Match Made for Murder
There are a lot of historical mysteries set during World War II, but one thing that attracted me to the Sparks & Bainbridge Mysteries is that they are set in London right after the war. I thought that different setting, plus the premise of the series, would make for an interesting read. Overall, I enjoyed The Right Sort of Man, the first in this series.
The book takes us to London in 1946 and introduces us to Miss Iris Sparks and Mrs. Gwen Bainbridge, two women looking for fresh starts in the after math of the war. Even though they are little more than acquaintances, they join together to form The Right Sort Marriage Bureau to help those who are looking to move forward and find some happiness now that the war is over. Essentially, they are working as professional match makers. They’ve only been opened a few months, but they have made several successful matches.
They think they are off to a good start for their latest client until she is found murdered and her potential match is arrested for the crime. When word gets out, their reputations take a hit, both professionally and personally, something they can’t afford to have happen. Can they clear their client of the crime and restore their reputations in the bargain?
I will admit, it took me a while to get into the book. While it is nice that we don’t get a lot of exposition at the beginning, I still didn’t quite feel like I knew who Miss Sparks and Mrs. Bainbridge were until I was a little ways in. Meanwhile, it seemed to take a bit for the mystery to truly get going. I also didn’t care for Miss Sparks at first.

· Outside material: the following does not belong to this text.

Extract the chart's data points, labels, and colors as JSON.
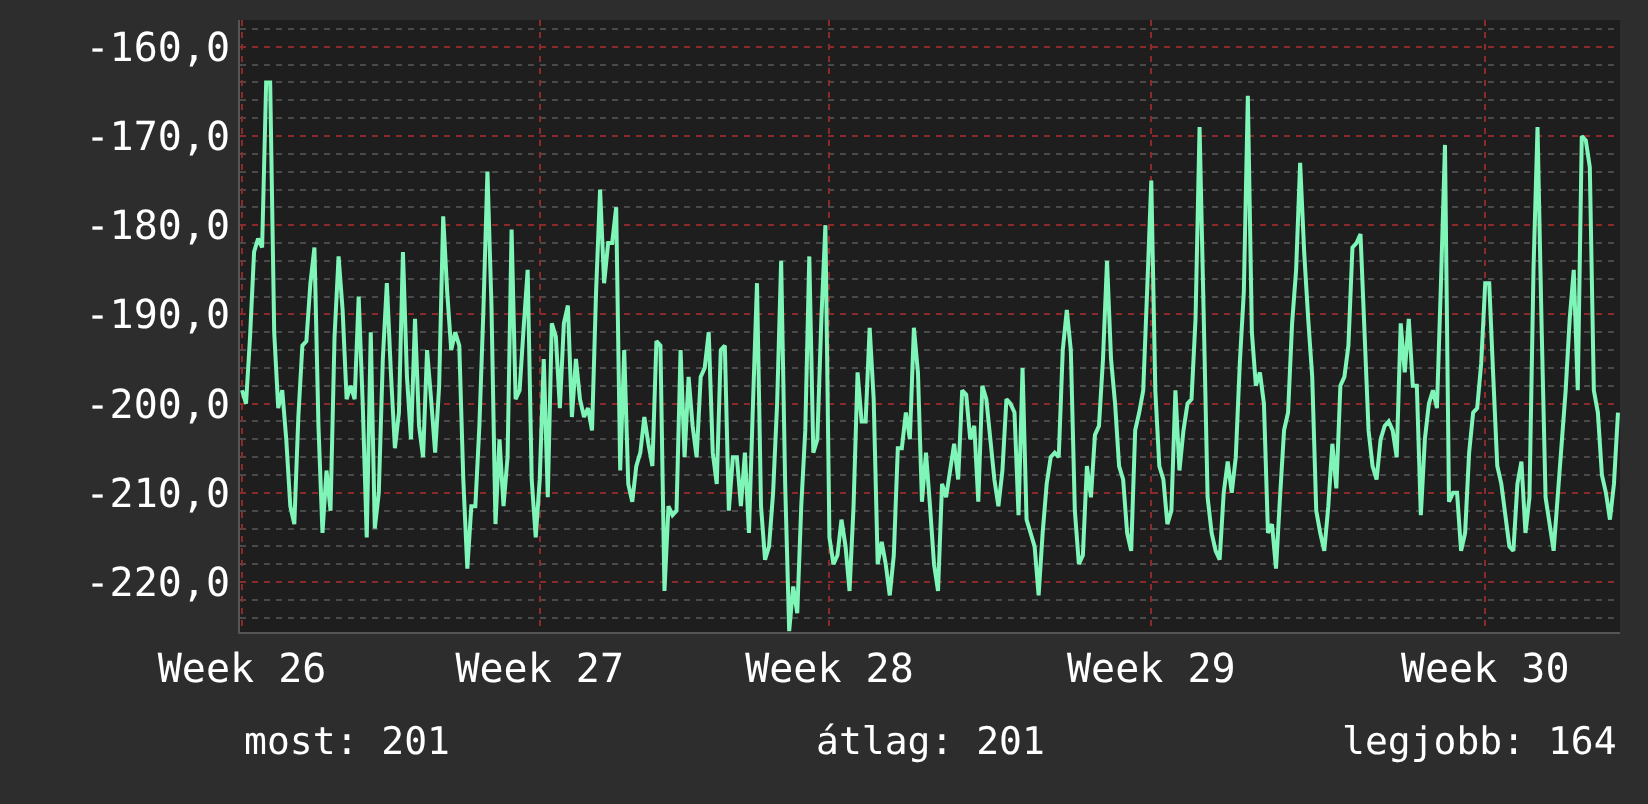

However, once I got into the book, I was hooked. The mystery was great, with some twists that surprised me and a suspenseful yet logical climax.
As we get to know the main characters, we also get some strong sub-plots involving them. By the time those truly kicked into high gear, I had grown to really care for both of them, so I was fully invested, with these sub-plots keeping me just as invested as I was in the main mystery.
The further we got into the book, the more Miss Sparks and Mrs. Bainbridge became solid characters, helped by those sub-plots. I could also feel their friendship solidifying and watch them growing. I’m anxious to see where things will go for them next.
I was expecting to feel like I was back in 1946, and I wasn’t disappointed. With my American view of the war and it’s after math, I hadn’t really thought about the picture this book painted of that year for those who lived in London. I appreciated being able to get a glimpse of it.
But what I wasn’t expecting was the humor. The further into the book I got, the more I was laughing at the character interactions and the situations they were facing. This makes the more serious moments hit that much harder.
For me, this book was more in the traditional camp based on some mild content. As long as you keep that in mind going in, you’ll be fine.
I will be back to find out what happens to these characters next. Anyone looking for a fun mystery set in the after math of World War II will be glad they picked up The Right Sort of Man.